Aşık Veysel ‘koyun kurt ile gezerdi fikir başka başka olmasa’ demişti. Hiçbirimiz aynı durumu, aynı olayı aynı yorumlamıyoruz. Kalbimiz farklı şeyler dese bile bir şekilde bulunduğumuz taraf o duruma farklı yorum yapmamızı sağlıyor. Berkin vurulduğunda ve öldüğünde böyleydi, savcı Mehmet Kiraz ve iki genç öldürüldüğünde de böyle oldu.

Tertemiz duygularıyla ayrım gözetmeksizin insanların acılarını sahiplenenler, destek olanlar, adaletsizliğe, hukuksuzluğa tertemiz duygularıyla karşı çıkan dostların her zaman başımızın üstünde yeri vardır.

Bunun dışında kalanların görüşüne saygı duyamıyoruz artık.
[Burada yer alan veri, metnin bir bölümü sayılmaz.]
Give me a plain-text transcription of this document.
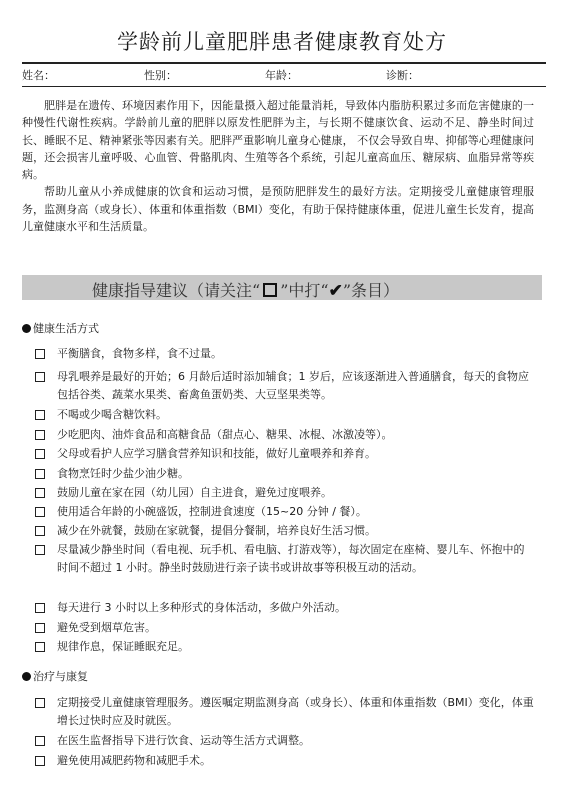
学龄前儿童肥胖患者健康教育处方
姓名：	性别：	年龄：	诊断：

肥胖是在遗传、环境因素作用下，因能量摄入超过能量消耗，导致体内脂肪积累过多而危害健康的一种慢性代谢性疾病。学龄前儿童的肥胖以原发性肥胖为主，与长期不健康饮食、运动不足、静坐时间过长、睡眠不足、精神紧张等因素有关。肥胖严重影响儿童身心健康， 不仅会导致自卑、抑郁等心理健康问题，还会损害儿童呼吸、心血管、骨骼肌肉、生殖等各个系统，引起儿童高血压、糖尿病、血脂异常等疾病。

帮助儿童从小养成健康的饮食和运动习惯，是预防肥胖发生的最好方法。定期接受儿童健康管理服务，监测身高（或身长）、体重和体重指数（BMI）变化，有助于保持健康体重，促进儿童生长发育，提高儿童健康水平和生活质量。

健康指导建议（请关注“ ”中打“✔”条目）
健康生活方式
平衡膳食，食物多样，食不过量。
母乳喂养是最好的开始；6 月龄后适时添加辅食；1 岁后，应该逐渐进入普通膳食，每天的食物应包括谷类、蔬菜水果类、畜禽鱼蛋奶类、大豆坚果类等。
不喝或少喝含糖饮料。
少吃肥肉、油炸食品和高糖食品（甜点心、糖果、冰棍、冰激凌等）。
父母或看护人应学习膳食营养知识和技能，做好儿童喂养和养育。
食物烹饪时少盐少油少糖。
鼓励儿童在家在园（幼儿园）自主进食，避免过度喂养。
使用适合年龄的小碗盛饭，控制进食速度（15~20 分钟 / 餐）。
减少在外就餐，鼓励在家就餐，提倡分餐制，培养良好生活习惯。
尽量减少静坐时间（看电视、玩手机、看电脑、打游戏等），每次固定在座椅、婴儿车、怀抱中的时间不超过 1 小时。静坐时鼓励进行亲子读书或讲故事等积极互动的活动。
每天进行 3 小时以上多种形式的身体活动，多做户外活动。
避免受到烟草危害。
规律作息，保证睡眠充足。
治疗与康复
定期接受儿童健康管理服务。遵医嘱定期监测身高（或身长）、体重和体重指数（BMI）变化，体重增长过快时应及时就医。
在医生监督指导下进行饮食、运动等生活方式调整。
避免使用减肥药物和减肥手术。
Saygı duymadıklarımız için Berkin, Ceylan, Uğur, Nihat, Burak, Yasin, Mehmet Kiraz, Bahtiyar, Şafak sadece bir sonraki ölüm olana kadar geçerli gündem ve siyaset malzemesidir. Yeni ölümler yeni gündemler…

İsimler ölüp gider. Onlar için önemli olan sadece ölenin siyasi kimliği, o yoksa etnik kimliği, o da tutmazsa mezhebi… Çocuk olduğu için, genç olduğu için, kadın-erkek olduğu için hepsinden önemlisi insan olduğu için sahip çıkmayanlar yönlendiriyorlar hayatı. Artık yeter. Biz Berkin’e yetiştiremedik gözyaşlarımızı ancak siz başkalarının gözyaşları aksın ve siyaset yapalım diye bekliyorsunuz. Mecliste olsun olmasın, sağ ya da sol görüşlü, iktidar partisinden meclis dışı muhalefetine çoğunuz aynısınız. Bu hayat çok acı, çünkü sizler günlük siyaset yapasınız, gündeminiz dolu olsun diye bizler evlatlarımızı, eşlerimizi, babalarımızı, annelerimizi toprağa veriyoruz.
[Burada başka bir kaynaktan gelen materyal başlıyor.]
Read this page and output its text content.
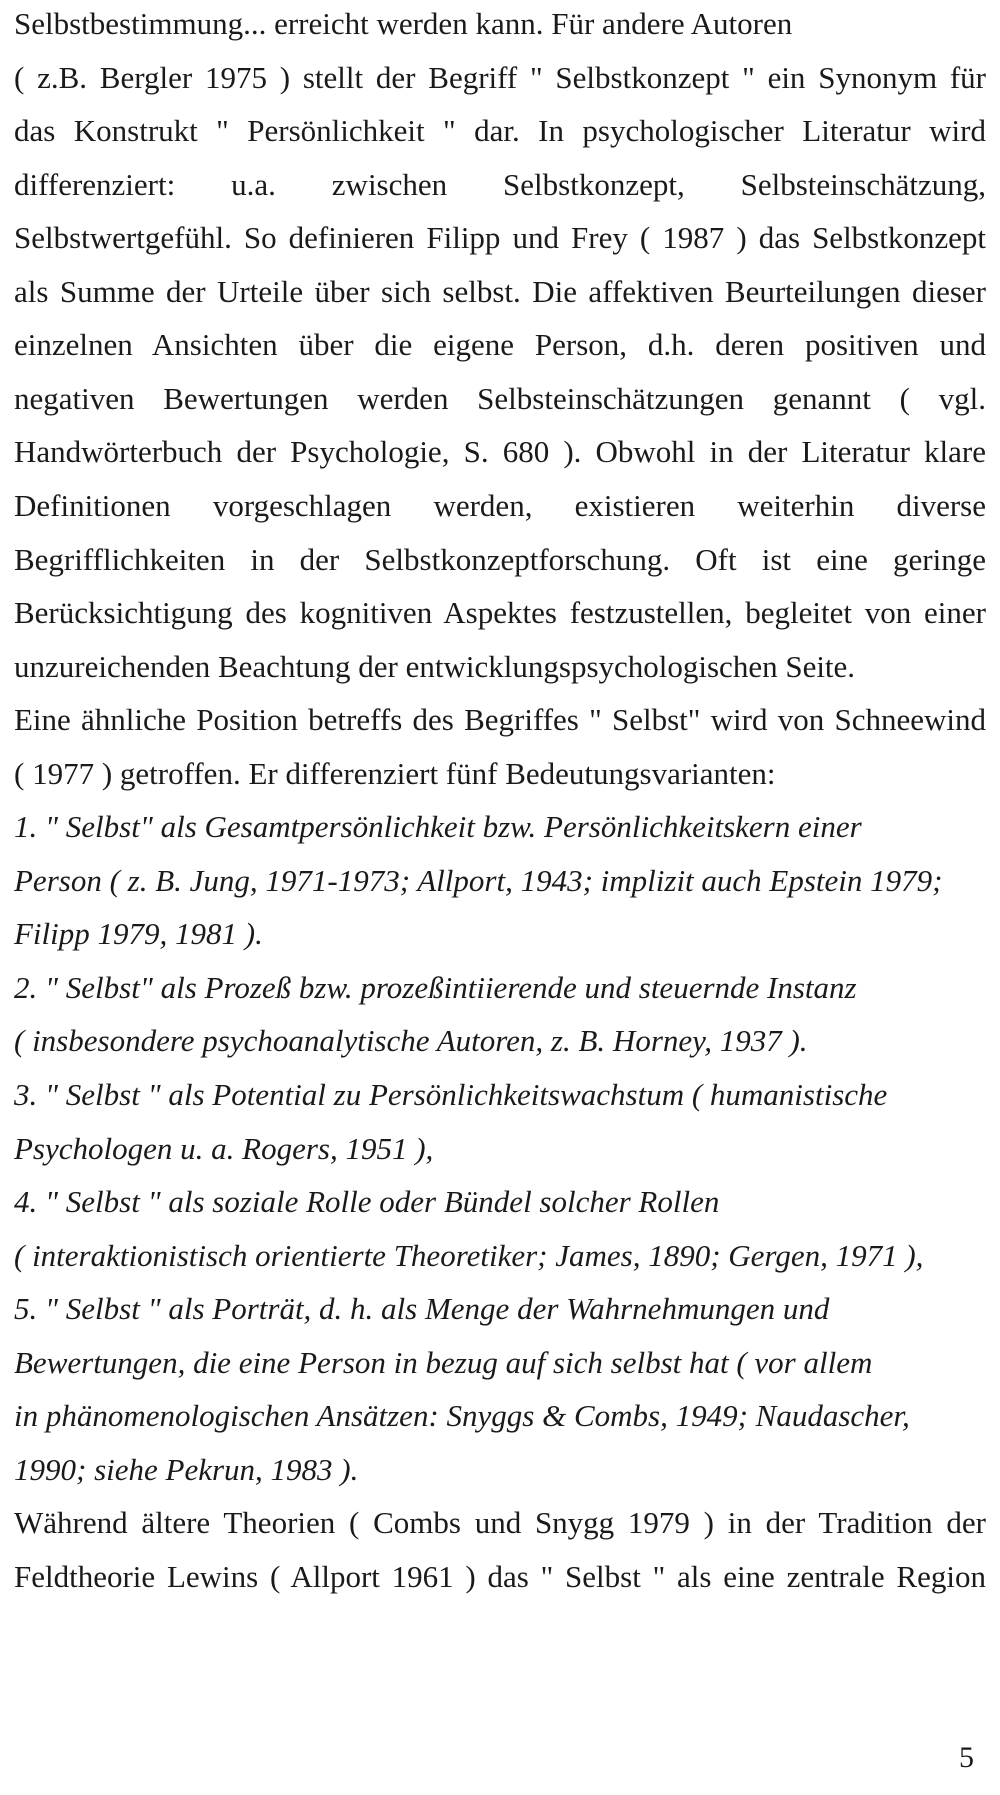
Selbstbestimmung... erreicht werden kann. Für andere Autoren
( z.B. Bergler 1975 ) stellt der Begriff " Selbstkonzept " ein Synonym für
das Konstrukt " Persönlichkeit " dar. In psychologischer Literatur wird
differenziert: u.a. zwischen Selbstkonzept, Selbsteinschätzung,
Selbstwertgefühl. So definieren Filipp und Frey ( 1987 ) das Selbstkonzept
als Summe der Urteile über sich selbst. Die affektiven Beurteilungen dieser
einzelnen Ansichten über die eigene Person, d.h. deren positiven und
negativen Bewertungen werden Selbsteinschätzungen genannt ( vgl.
Handwörterbuch der Psychologie, S. 680 ). Obwohl in der Literatur klare
Definitionen vorgeschlagen werden, existieren weiterhin diverse
Begrifflichkeiten in der Selbstkonzeptforschung. Oft ist eine geringe
Berücksichtigung des kognitiven Aspektes festzustellen, begleitet von einer
unzureichenden Beachtung der entwicklungspsychologischen Seite.
Eine ähnliche Position betreffs des Begriffes " Selbst" wird von Schneewind
( 1977 ) getroffen. Er differenziert fünf Bedeutungsvarianten:
1. " Selbst" als Gesamtpersönlichkeit bzw. Persönlichkeitskern einer
Person ( z. B. Jung, 1971-1973; Allport, 1943; implizit auch Epstein 1979;
Filipp 1979, 1981 ).
2. " Selbst" als Prozeß bzw. prozeßintiierende und steuernde Instanz
( insbesondere psychoanalytische Autoren, z. B. Horney, 1937 ).
3. " Selbst " als Potential zu Persönlichkeitswachstum ( humanistische
Psychologen u. a. Rogers, 1951 ),
4. " Selbst " als soziale Rolle oder Bündel solcher Rollen
( interaktionistisch orientierte Theoretiker; James, 1890; Gergen, 1971 ),
5. " Selbst " als Porträt, d. h. als Menge der Wahrnehmungen und
Bewertungen, die eine Person in bezug auf sich selbst hat ( vor allem
in phänomenologischen Ansätzen: Snyggs & Combs, 1949; Naudascher,
1990; siehe Pekrun, 1983 ).
Während ältere Theorien ( Combs und Snygg 1979 ) in der Tradition der
Feldtheorie Lewins ( Allport 1961 ) das " Selbst " als eine zentrale Region
5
Burakcan Karamanoğlu hayatını kaybettiğinde babasını aradım. Eşimden başka kimseye sormadım. Eşimle konuştuk ve evlat acısı yaşayan bir babayı aramak zorundayız, bu insanlık görevidir dedik. Alkışlayan oldu karşı çıkıp eleştiren oldu bundan yararlanmaya çalışanlar oldu. Alkışınız, eleştiriniz sizin olsun. Biz evladını kaybetmiş bir babayı aradık, tıpkı İbrahim Aras’ın, Nihat Kazanhan’ın ailelerini aradığımız gibi.
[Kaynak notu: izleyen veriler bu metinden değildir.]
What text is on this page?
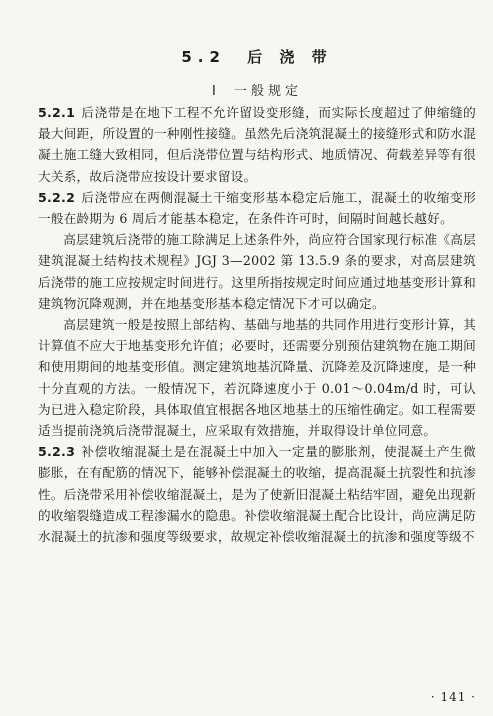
5.2 后 浇 带
Ⅰ 一般规定

5.2.1 后浇带是在地下工程不允许留设变形缝，而实际长度超过了伸缩缝的最大间距，所设置的一种刚性接缝。虽然先后浇筑混凝土的接缝形式和防水混凝土施工缝大致相同，但后浇带位置与结构形式、地质情况、荷载差异等有很大关系，故后浇带应按设计要求留设。

5.2.2 后浇带应在两侧混凝土干缩变形基本稳定后施工，混凝土的收缩变形一般在龄期为 6 周后才能基本稳定，在条件许可时，间隔时间越长越好。

高层建筑后浇带的施工除满足上述条件外，尚应符合国家现行标准《高层建筑混凝土结构技术规程》JGJ 3—2002 第 13.5.9 条的要求，对高层建筑后浇带的施工应按规定时间进行。这里所指按规定时间应通过地基变形计算和建筑物沉降观测，并在地基变形基本稳定情况下才可以确定。

高层建筑一般是按照上部结构、基础与地基的共同作用进行变形计算，其计算值不应大于地基变形允许值；必要时，还需要分别预估建筑物在施工期间和使用期间的地基变形值。测定建筑地基沉降量、沉降差及沉降速度，是一种十分直观的方法。一般情况下，若沉降速度小于 0.01～0.04m/d 时，可认为已进入稳定阶段，具体取值宜根据各地区地基土的压缩性确定。如工程需要适当提前浇筑后浇带混凝土，应采取有效措施，并取得设计单位同意。

5.2.3 补偿收缩混凝土是在混凝土中加入一定量的膨胀剂，使混凝土产生微膨胀，在有配筋的情况下，能够补偿混凝土的收缩，提高混凝土抗裂性和抗渗性。后浇带采用补偿收缩混凝土，是为了使新旧混凝土粘结牢固，避免出现新的收缩裂缝造成工程渗漏水的隐患。补偿收缩混凝土配合比设计，尚应满足防水混凝土的抗渗和强度等级要求，故规定补偿收缩混凝土的抗渗和强度等级不

· 141 ·
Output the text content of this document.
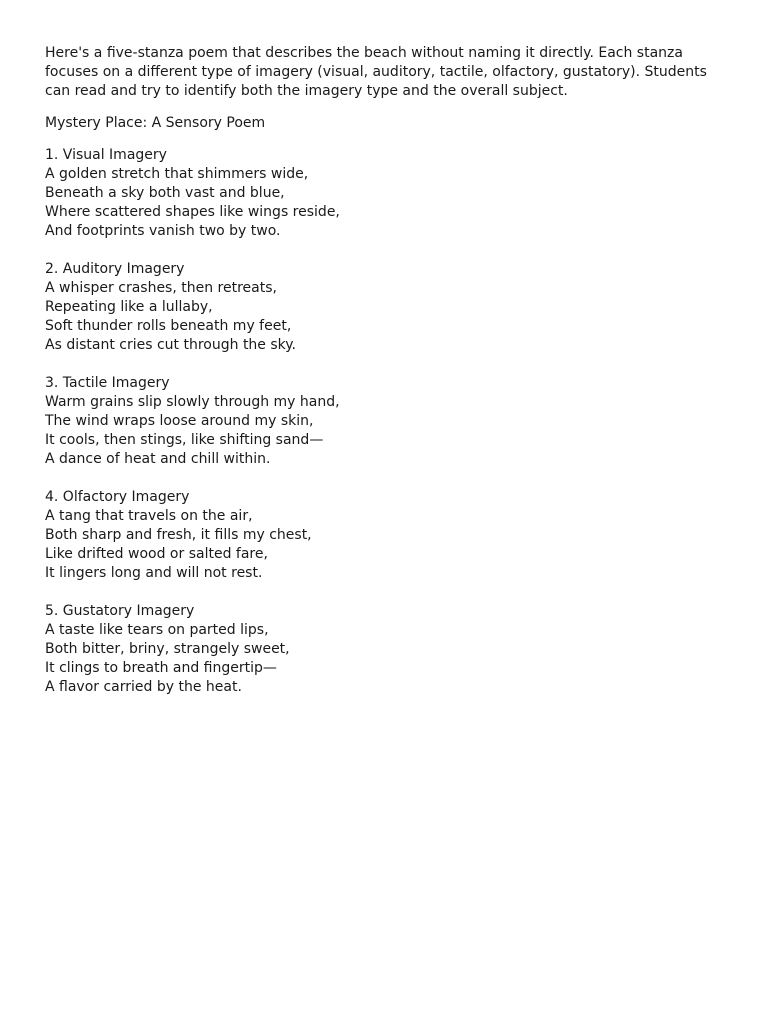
Here's a five-stanza poem that describes the beach without naming it directly. Each stanza focuses on a different type of imagery (visual, auditory, tactile, olfactory, gustatory). Students can read and try to identify both the imagery type and the overall subject.

Mystery Place: A Sensory Poem

1. Visual Imagery
A golden stretch that shimmers wide,
Beneath a sky both vast and blue,
Where scattered shapes like wings reside,
And footprints vanish two by two.
2. Auditory Imagery
A whisper crashes, then retreats,
Repeating like a lullaby,
Soft thunder rolls beneath my feet,
As distant cries cut through the sky.
3. Tactile Imagery
Warm grains slip slowly through my hand,
The wind wraps loose around my skin,
It cools, then stings, like shifting sand—
A dance of heat and chill within.
4. Olfactory Imagery
A tang that travels on the air,
Both sharp and fresh, it fills my chest,
Like drifted wood or salted fare,
It lingers long and will not rest.
5. Gustatory Imagery
A taste like tears on parted lips,
Both bitter, briny, strangely sweet,
It clings to breath and fingertip—
A flavor carried by the heat.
Ben Sami Elvan, dün yaşananları ilk olarak sosyal medyadan öğrendim ve yıkıldım. Eşim, ben, ailem yıkıldık. Nasıl olabilir böyle bir şey dedik! Daha önce defalarca, Berkin’i öldürenlerin isimleri belli olsun, yargı önüne çıkarılsınlar diye gittiğim o binada bulunmayı çok istedim. Orada olmam dün avukatların ve İstanbul Emniyet Müdürlüğü’nün talebiyle sağlandı ve adliyeye girebildim. O odada kimse zarar görmesin diye elimden geleni yapmaya çalıştım. Savcı beyin ve o gençlerin  kılına zarar gelmesin diye çok gayret ettim. Dün 1 değil 2 değil tam 3 kez daha Berkin’in acısını yaşadım o odada yaşananlarla. Ben kattan ayrılana kadar içeridekilerin sağ olarak çıkması ihtimali vardı. Ancak şu an hepsinin cenazesi var ekranlarda. Bu davanın beklediğimiz bir cezayla sonuçlanacağına zaten inanmıyorduk. Gezi davaları ortada. Öldürülen ve sakat kalan kardeşlerimizin açılmayan, sürüncemeye bırakılan davaları ortada. Dün itibarıyla bizim davamızın adil bir yargılama ile sürdürüleceğine olan inancımız iyice bitmiştir.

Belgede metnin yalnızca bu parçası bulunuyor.